Ukrainian officials and Russian state media reported the second round of negotiations between Kyiv and Moscow since March 2022 yielded pledges to return the bodies of dead soldiers to the other side, in addition to a large swap of prisoners of war (POWs).
More than a dozen people on each side attended the talks at Istanbul’s Ciragan Palace, with the Ukrainian delegation led by Defense Minister Rustem Umerov and the Russian team led by Vladimir Medinsky, an aide to Russian President Vladimir Putin.
But the gathering broke up in just more than an hour, with both sides still deeply divided on how to bring about an end to the war, which has seen the Kremlin gain control of about 20 percent of Ukrainian territory.

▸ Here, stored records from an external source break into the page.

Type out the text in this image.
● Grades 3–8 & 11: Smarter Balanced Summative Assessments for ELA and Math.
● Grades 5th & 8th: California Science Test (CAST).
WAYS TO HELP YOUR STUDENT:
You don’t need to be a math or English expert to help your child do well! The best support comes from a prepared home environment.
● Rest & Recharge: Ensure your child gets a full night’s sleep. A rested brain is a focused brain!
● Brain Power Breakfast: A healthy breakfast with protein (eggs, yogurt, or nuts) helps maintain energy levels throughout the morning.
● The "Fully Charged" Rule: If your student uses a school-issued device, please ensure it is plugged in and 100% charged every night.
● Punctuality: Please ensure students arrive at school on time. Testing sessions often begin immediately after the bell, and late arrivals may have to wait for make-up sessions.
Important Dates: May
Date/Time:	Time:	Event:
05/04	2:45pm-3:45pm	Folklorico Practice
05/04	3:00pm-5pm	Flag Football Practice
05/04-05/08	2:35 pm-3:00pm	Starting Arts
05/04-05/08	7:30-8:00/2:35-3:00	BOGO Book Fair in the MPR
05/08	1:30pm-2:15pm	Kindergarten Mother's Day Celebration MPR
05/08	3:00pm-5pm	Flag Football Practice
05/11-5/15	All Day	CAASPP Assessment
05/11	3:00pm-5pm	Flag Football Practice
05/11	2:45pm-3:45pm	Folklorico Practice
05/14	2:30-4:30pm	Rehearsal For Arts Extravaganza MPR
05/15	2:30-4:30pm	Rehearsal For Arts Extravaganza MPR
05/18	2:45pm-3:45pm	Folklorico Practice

Ukraine is insisting on a “full and unconditional ceasefire” for at least 30 days on land, in air and at sea to “end the killings now,” Umerov told reporters after the meeting.
He noted that Ukraine had given Russia a truce proposal a few days ago, but Moscow had not reciprocated and instead presented its plan at Monday’s talks. Ukrainian officials have accused Russia of not wanting a quick end to the war so it can make further advances on the battlefield.
Kyiv is demanding war reparations, no restrictions on its military forces after any peace deal, and that the international community not recognize Russian sovereignty over parts of Ukraine it currently claims or occupies.
Russia, meanwhile, said it wants a long-term settlement versus a pause in attacks, rejecting an unconditional ceasefire that doesn’t address its maximalist demands such as that the Ukrainian military withdraw from its four partly occupied regions in the southeast (Donetsk, Luhansk, Kherson and Zaporizhzhia); Kyiv not be allowed in any military alliances; limits on the size of the its army; and lifted international sanctions.
One positive takeaway from the negotiations — Russian and Ukrainian officials said they had agreed to exchange more POWs and return the bodies of 12,000 dead soldiers, or 6,000 for each side.
Ukrainian President Volodymyr Zelensky later said Ukraine could return up to 1,200 POWs, with an expected 1,000-for-1,000 format that could be increased.
The talks come after Ukraine launched a major drone attack on Russian air bases Sunday that damaged or destroyed more than 40 warplanes, including nearly a third of Moscow’s strategic bomber fleet, according to Kyiv.